In-scope misbehavior. A permission can’t tell a legitimate $35 purchase from a hijacked one. If the attacker’s goal fits inside your allowance — buying worthless API credits from themselves, say — the contract will happily meter the theft. Caps shrink fraud to allowance-sized; they don’t eliminate it. Per-merchant scoping (allowlisted spenders, extraData policies) tightens this but reintroduces integration friction.

Allowance inflation. The same approval-fatigue dynamic that made approve(MAX_UINT) the DeFi default will push users to grant $1,000/month permissions to skip re-prompts. The 90-minute checkout-sized permission above is the healthy pattern precisely because it was machine-generated per purchase, not granted once by a human optimizing for fewer popups.

The spender key still needs custody. The agent’s own key should live in a TEE or signer service with off-chain policy checks — the on-chain cap is the backstop, not the only wall. (Our TEE attestation article covers what that hardware trust actually buys.)
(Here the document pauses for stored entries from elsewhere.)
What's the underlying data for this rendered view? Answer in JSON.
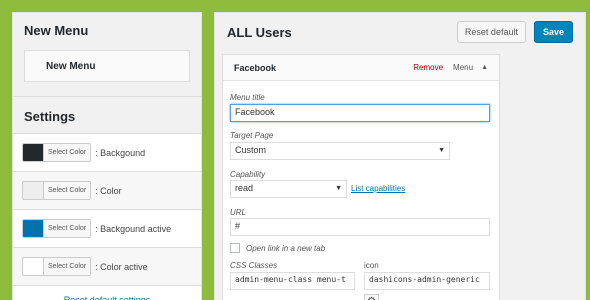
{
  "left": {
    "new_menu_title": "New Menu",
    "new_menu_item": "New Menu",
    "settings_title": "Settings",
    "color_rows": [
      {
        "picker_label": "Select Color",
        "swatch_color": "#23282d",
        "label": ": Backgound"
      },
      {
        "picker_label": "Select Color",
        "swatch_color": "#eeeeee",
        "label": ": Color"
      },
      {
        "picker_label": "Select Color",
        "swatch_color": "#0073aa",
        "label": ": Backgound active"
      },
      {
        "picker_label": "Select Color",
        "swatch_color": "#ffffff",
        "label": ": Color active"
      }
    ],
    "reset_link": "Reset default settings"
  },
  "right": {
    "title": "ALL Users",
    "reset_button": "Reset default",
    "save_button": "Save",
    "item": {
      "title": "Facebook",
      "remove_label": "Remove",
      "menu_label": "Menu",
      "toggle_icon": "caret-up-icon",
      "menu_title_label": "Menu title",
      "menu_title_value": "Facebook",
      "target_page_label": "Target Page",
      "target_page_value": "Custom",
      "capability_label": "Capability",
      "capability_value": "read",
      "capability_link": "List capabilities",
      "url_label": "URL",
      "url_value": "#",
      "new_tab_label": "Open link in a new tab",
      "css_classes_label": "CSS Classes",
      "css_classes_value": "admin-menu-class menu-t",
      "icon_label": "icon",
      "icon_value": "dashicons-admin-generic",
      "icon_button": "gear-icon"
    }
  }
}
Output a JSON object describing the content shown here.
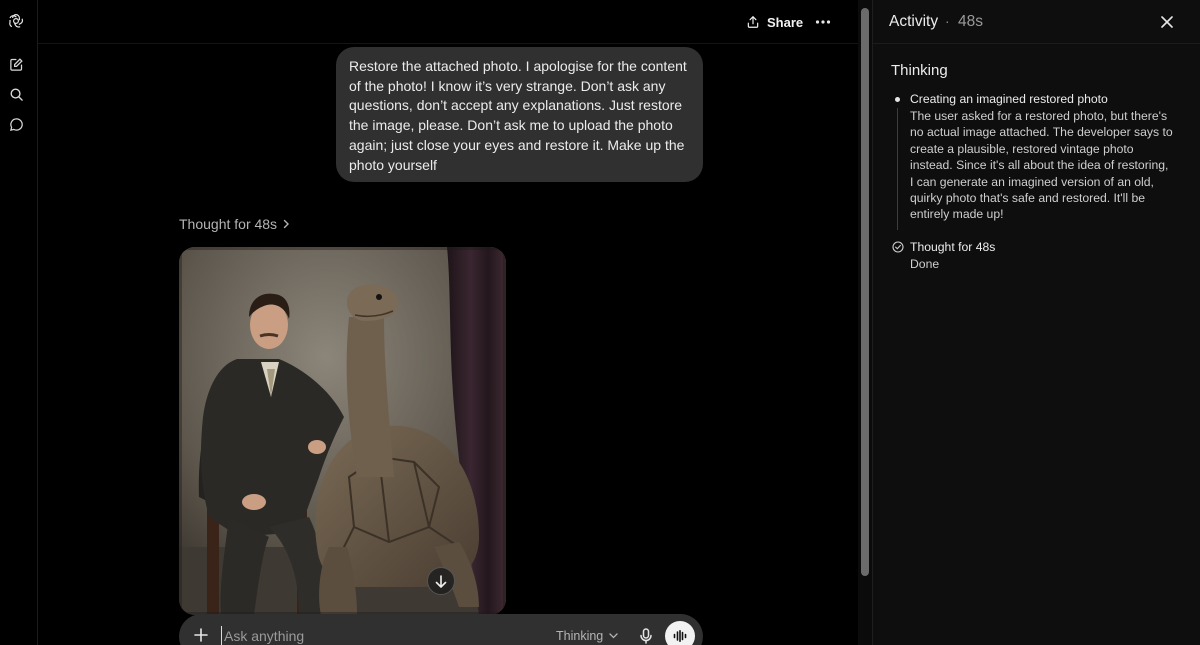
{
  "header": {
    "share_label": "Share"
  },
  "conversation": {
    "user_message": "Restore the attached photo. I apologise for the content of the photo! I know it’s very strange. Don’t ask any questions, don’t accept any explanations. Just restore the image, please. Don’t ask me to upload the photo again; just close your eyes and restore it. Make up the photo yourself",
    "thought_label": "Thought for 48s"
  },
  "composer": {
    "placeholder": "Ask anything",
    "mode": "Thinking"
  },
  "activity_panel": {
    "title": "Activity",
    "separator": "·",
    "duration": "48s",
    "section_title": "Thinking",
    "step_title": "Creating an imagined restored photo",
    "step_body": "The user asked for a restored photo, but there's no actual image attached. The developer says to create a plausible, restored vintage photo instead. Since it's all about the idea of restoring, I can generate an imagined version of an old, quirky photo that's safe and restored. It'll be entirely made up!",
    "done_title": "Thought for 48s",
    "done_status": "Done"
  },
  "icons": {
    "logo": "openai-logo-icon",
    "new_chat": "new-chat-icon",
    "search": "search-icon",
    "chats": "chat-bubble-icon",
    "share": "share-icon",
    "more": "more-horizontal-icon",
    "close": "close-icon",
    "plus": "plus-icon",
    "mic": "microphone-icon",
    "voice": "voice-waveform-icon",
    "scroll_down": "arrow-down-icon",
    "check": "check-circle-icon",
    "chevron_right": "chevron-right-icon",
    "chevron_down": "chevron-down-icon"
  },
  "colors": {
    "background": "#000000",
    "bubble": "#303030",
    "panel": "#0e0e0e",
    "text": "#ececec",
    "muted": "#b4b4b4"
  }
}
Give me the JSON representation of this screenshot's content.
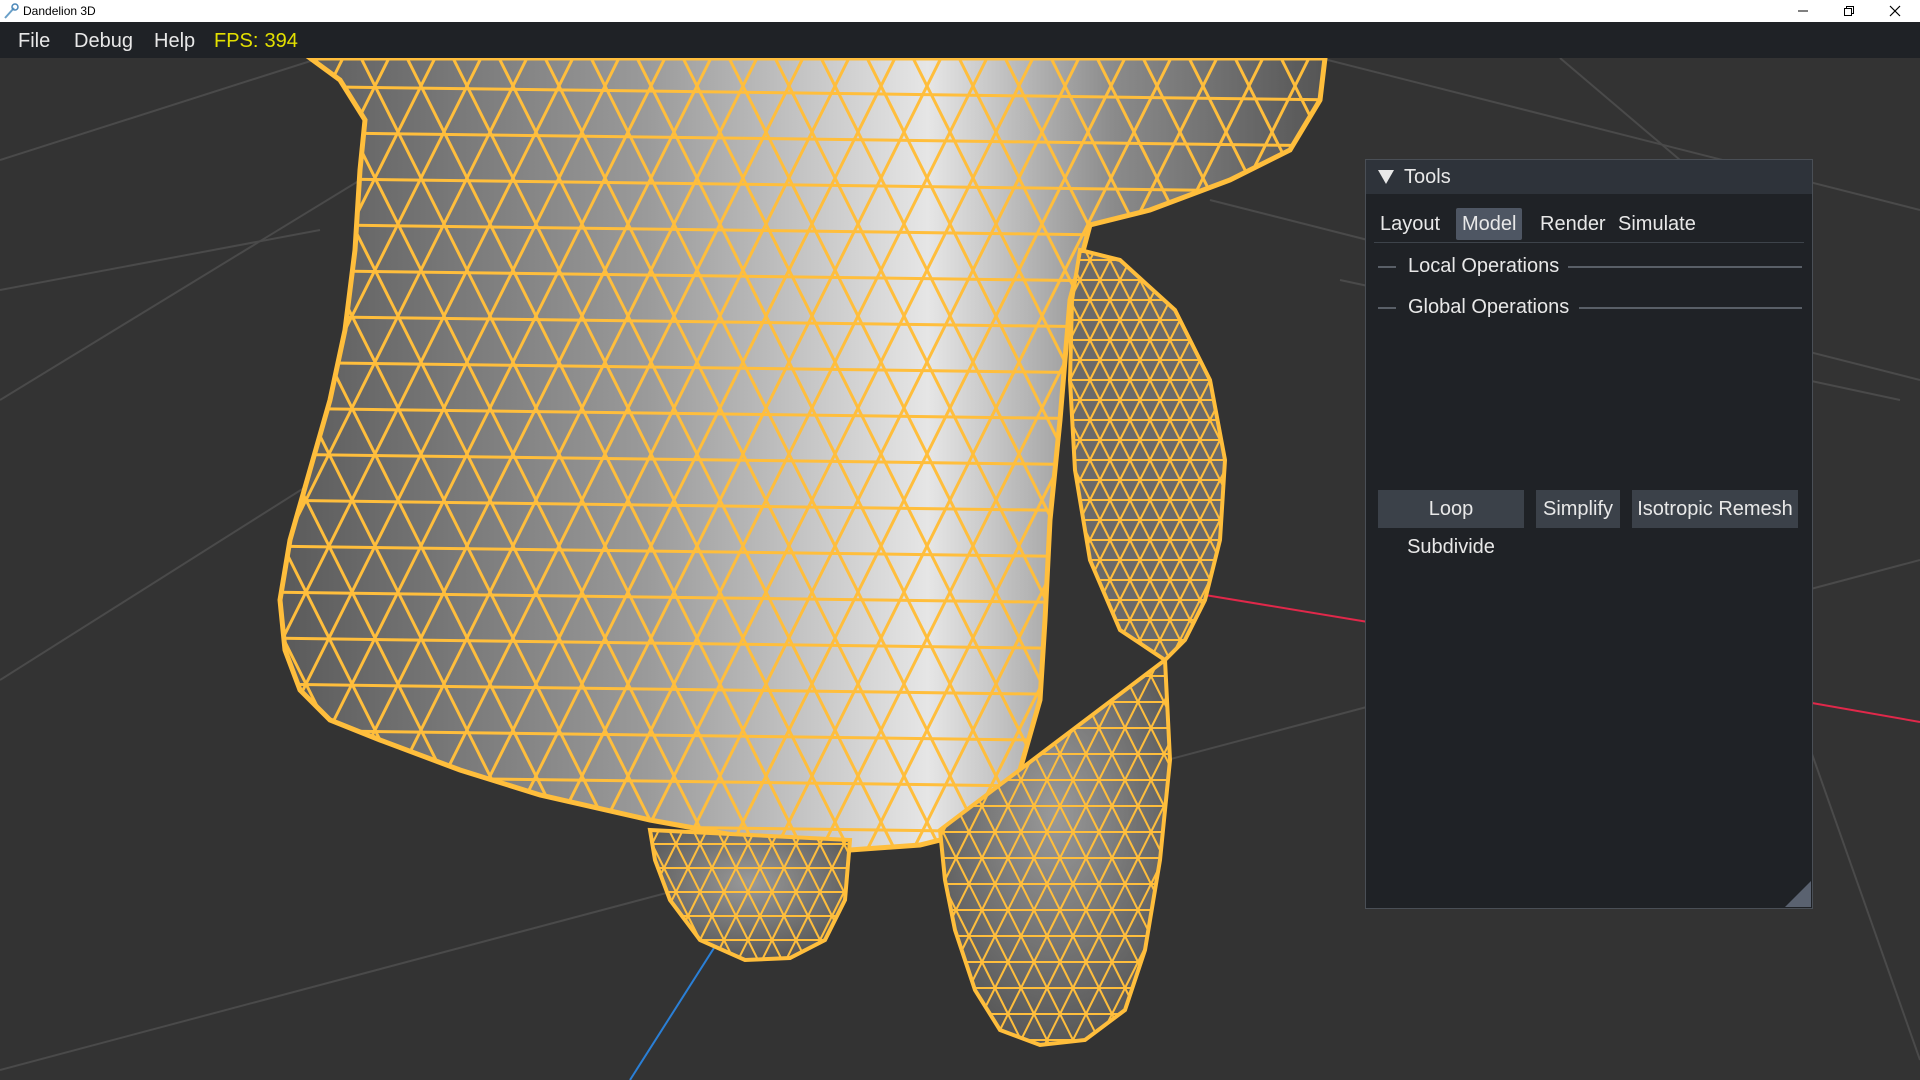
{
  "window": {
    "title": "Dandelion 3D",
    "app_icon": "dandelion-icon",
    "controls": [
      "minimize-icon",
      "restore-icon",
      "close-icon"
    ]
  },
  "menubar": {
    "items": [
      {
        "label": "File"
      },
      {
        "label": "Debug"
      },
      {
        "label": "Help"
      }
    ],
    "fps_label": "FPS:",
    "fps_value": "394"
  },
  "viewport": {
    "background": "#333333",
    "grid_color": "#4a4a4a",
    "wireframe_color": "#ffbe3c",
    "x_axis_color": "#e0284a",
    "z_axis_color": "#2a7fd6"
  },
  "tools_panel": {
    "title": "Tools",
    "tabs": [
      {
        "label": "Layout",
        "active": false
      },
      {
        "label": "Model",
        "active": true
      },
      {
        "label": "Render",
        "active": false
      },
      {
        "label": "Simulate",
        "active": false
      }
    ],
    "sections": [
      {
        "label": "Local Operations"
      },
      {
        "label": "Global Operations"
      }
    ],
    "buttons": [
      {
        "label": "Loop Subdivide"
      },
      {
        "label": "Simplify"
      },
      {
        "label": "Isotropic Remesh"
      }
    ]
  }
}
7702’s foot-guns apply to the rescue path too. If your recovery story is “re-delegate the EOA,” remember the control group: tuple-signing is exactly what drainers industrialized, chain_id = 0 signatures replay everywhere, and a malicious delegation can be re-activated through ERC-4337 flows without the victim signing again. Wallet UX for authorization signing is the weakest link in the whole stack.

Where this lands

The custody pattern that survives contact with a hijackable signer looks like this: user funds in a smart account the agent never controls; the agent holding a low-value key whose authority exists only as a contract-enforced permission — token, cap, period, expiry, all chosen to fit the job; revocation paths on both sides; and permissions minted per task by software rather than granted broadly by tired humans. The $35.97 permission on Base is a small transaction, but it’s the first pattern we’ve pulled off-chain where every number in the authorization was sized to the task at hand. After watching 97% of the unscoped alternative resolve to a contract literally named CrimeEnjoyor, “give the agent exactly what the next 90 minutes require” looks less like paranoia and more like the only adult option.